Gadget to beat all gadgets

Say it with me: green bean slicer. Now, I am not a gadget girl. No herb mincers for me. I even threw out my pastry cutter because 1) it takes up space, and 2) I hardly ever used it, because 3) my fingers work better than it ever could.

But when I saw this green bean slicer–yes that is it’s stated purpose on the package–at Community Thrift about 5 years ago (I was accompanying my Very Tall Cousin Sam who needed a jacket because he had lost his; he also needed a pair of socks for a job interview and talked a woman at a shoe store into opening a package of three to sell him a single pair), I couldn’t resist. If I remember correctly Very Tall Cousin Sam and I both thought the $1.75 price tag was a bit out of line, but I just had to see if it worked.

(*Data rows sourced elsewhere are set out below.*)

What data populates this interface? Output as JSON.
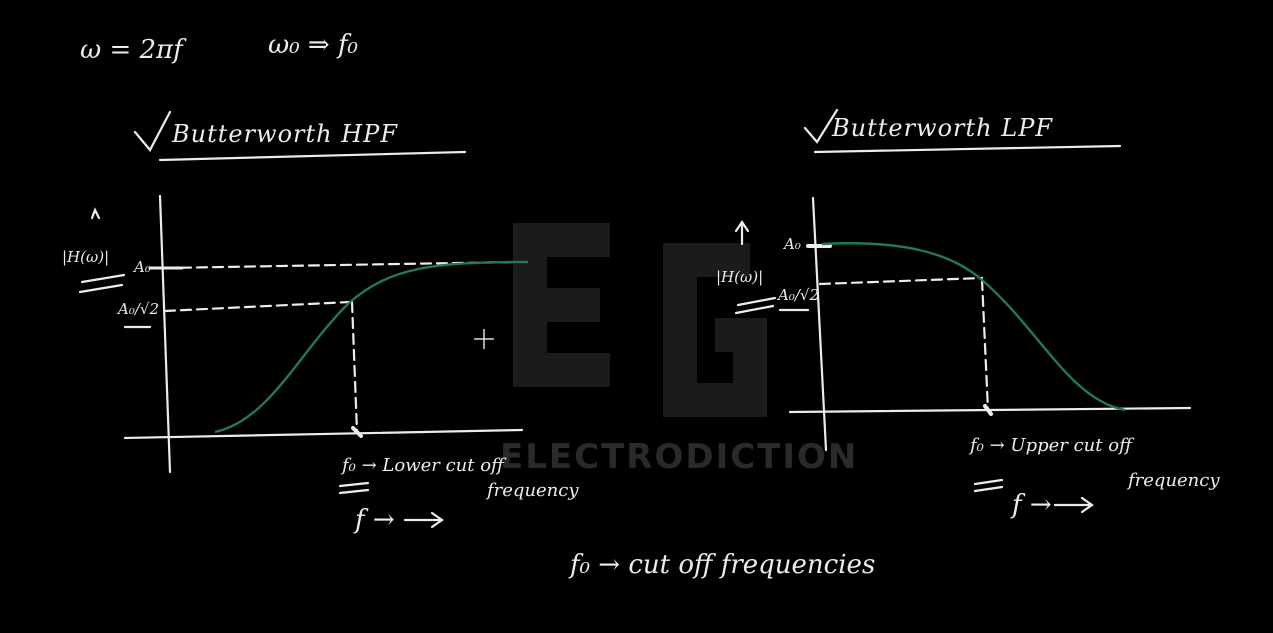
{
  "formula_omega": "ω = 2πf",
  "formula_f0": "ω₀ ⇒ f₀",
  "watermark": "ELECTRODICTION",
  "hpf": {
    "title": "Butterworth HPF",
    "y_axis_label": "|H(ω)|",
    "a0_label": "A₀",
    "a0_root2_label": "A₀/√2",
    "f0_note": "f₀ → Lower cut off",
    "f0_note_line2": "frequency",
    "x_axis_label": "f →"
  },
  "lpf": {
    "title": "Butterworth LPF",
    "y_axis_label": "|H(ω)|",
    "a0_label": "A₀",
    "a0_root2_label": "A₀/√2",
    "f0_note": "f₀ → Upper cut off",
    "f0_note_line2": "frequency",
    "x_axis_label": "f →"
  },
  "footer_note": "f₀ → cut off frequencies",
  "colors": {
    "curve": "#1f7a55",
    "ink": "#ececec",
    "background": "#000000"
  }
}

It does. If you want really thinly sliced green beans. Which, when I make green beans with onion paste from Madhur Jaffrey’s Invitation to Indian Cooking (p. 150, my copy just opens to the page since my dashing husband adores them so), I do. So it’s a match made in heaven. Except for the 357 days a year when I don’t make green beans with onion paste. Then I have to make space in my limited cupboards for a truly absurd gadget.

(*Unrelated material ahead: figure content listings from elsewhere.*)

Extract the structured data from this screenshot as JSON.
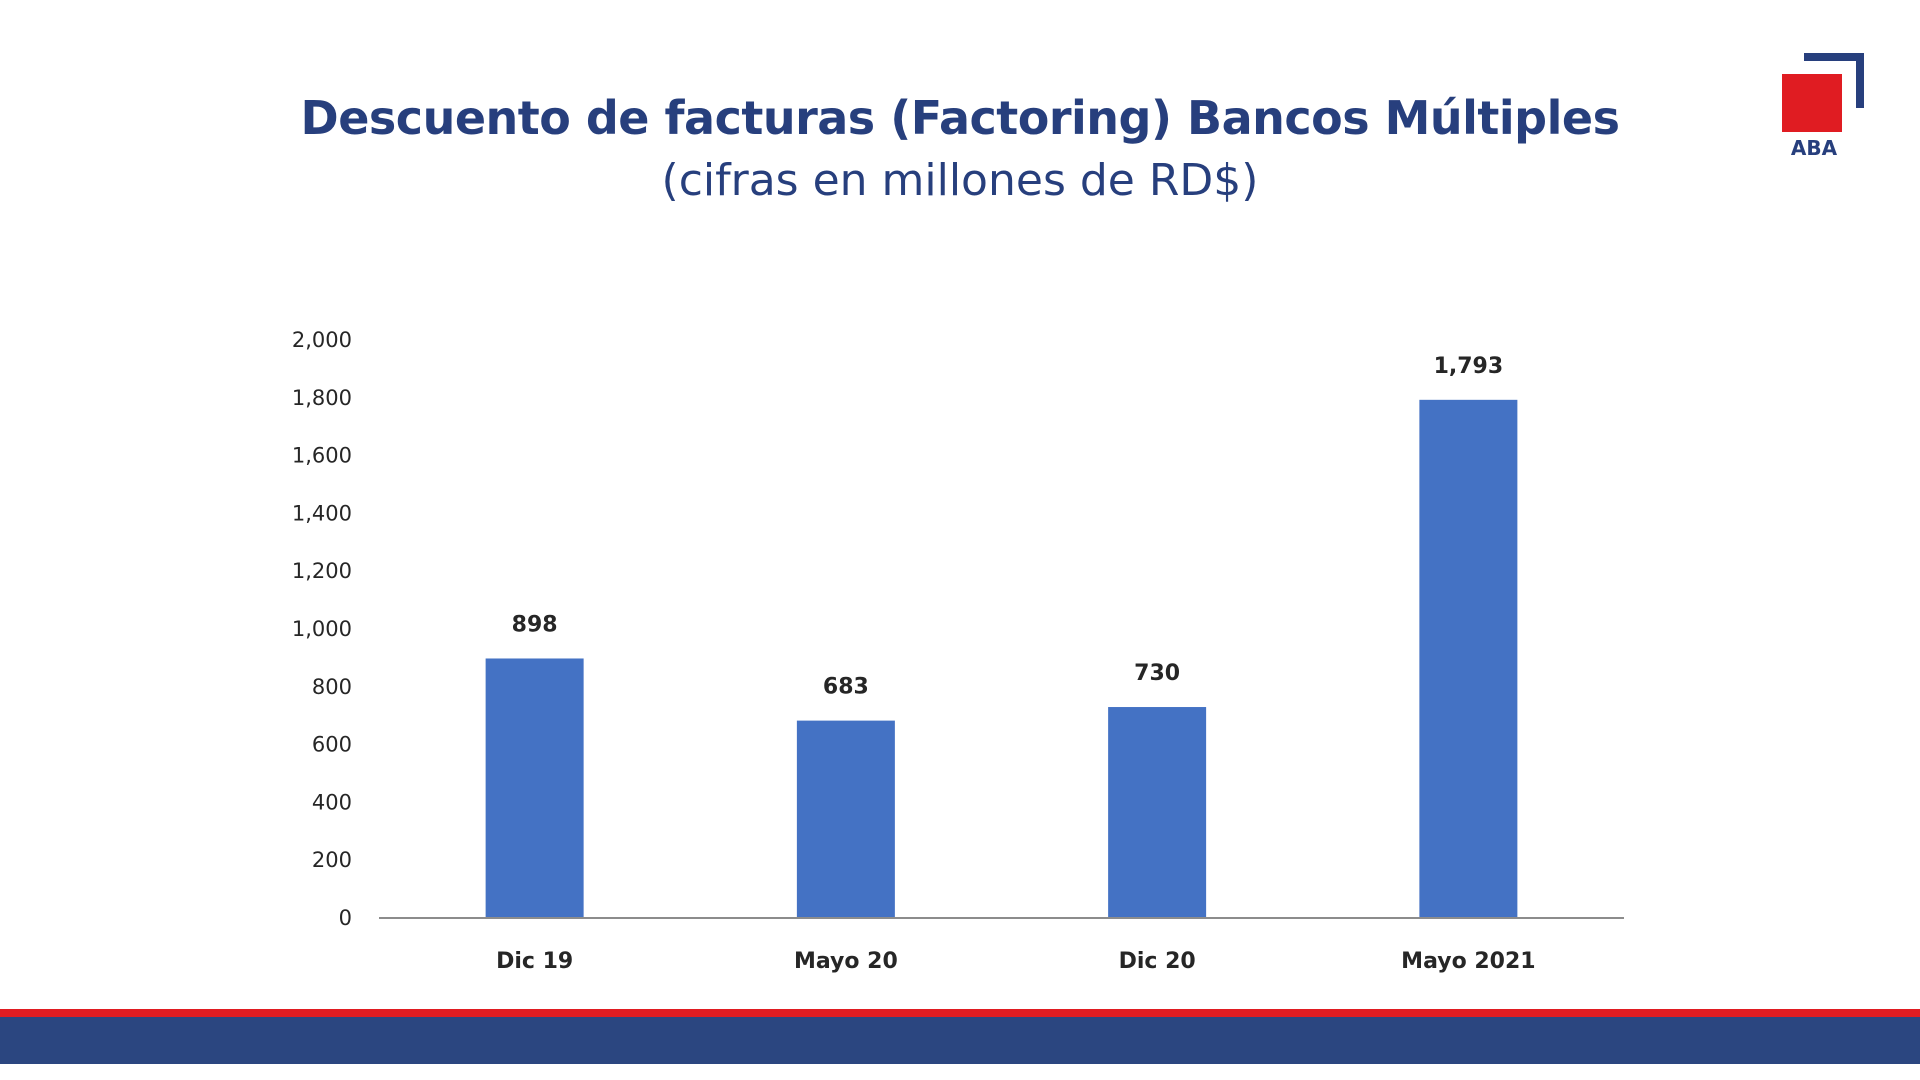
{
  "header": {
    "title": "Descuento de facturas (Factoring) Bancos Múltiples",
    "subtitle": "(cifras en millones de RD$)"
  },
  "logo": {
    "text": "ABA",
    "colors": {
      "square": "#e01c22",
      "corner": "#273f7d"
    }
  },
  "chart_data": {
    "type": "bar",
    "title": "Descuento de facturas (Factoring) Bancos Múltiples",
    "subtitle": "(cifras en millones de RD$)",
    "categories": [
      "Dic 19",
      "Mayo 20",
      "Dic 20",
      "Mayo 2021"
    ],
    "values": [
      898,
      683,
      730,
      1793
    ],
    "value_labels": [
      "898",
      "683",
      "730",
      "1,793"
    ],
    "ylim": [
      0,
      2000
    ],
    "yticks": [
      0,
      200,
      400,
      600,
      800,
      1000,
      1200,
      1400,
      1600,
      1800,
      2000
    ],
    "ytick_labels": [
      "0",
      "200",
      "400",
      "600",
      "800",
      "1,000",
      "1,200",
      "1,400",
      "1,600",
      "1,800",
      "2,000"
    ],
    "xlabel": "",
    "ylabel": "",
    "grid": false,
    "legend": "none",
    "bar_color": "#4472c4"
  },
  "colors": {
    "title": "#273f7d",
    "band_red": "#e01c22",
    "band_blue": "#2b4680"
  }
}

The green beans were part of a glorious meal. Again, I was cleaning out the fridge, but I felt like cooking. Ernie was home because he had broken his arm in two (2!) places the afternoon before (yes, if you’ve worked in pedatrics or at an emergency room you know quite well he fell off the monkey bars) so I was home with him all day and by 3 felt the urge to cook. Cook a lot. Ernie wondered if guests were coming. Luckily, when I start cooking dinner at 3 in the afternoon I can log it as “work” as long as I come up with a recipe or two in the process.

So with the green beans (to which I added some diced red pepper–both sweet and hot), we also had some spicy sauteed okra (I declare myself a genius for brainstorming this recipe), potatoes in cilantro “sauce,” some spinach in yogurt, and spicy lemon pickles. Everything but the pickles had ample amounts of cumin seeds. Yum.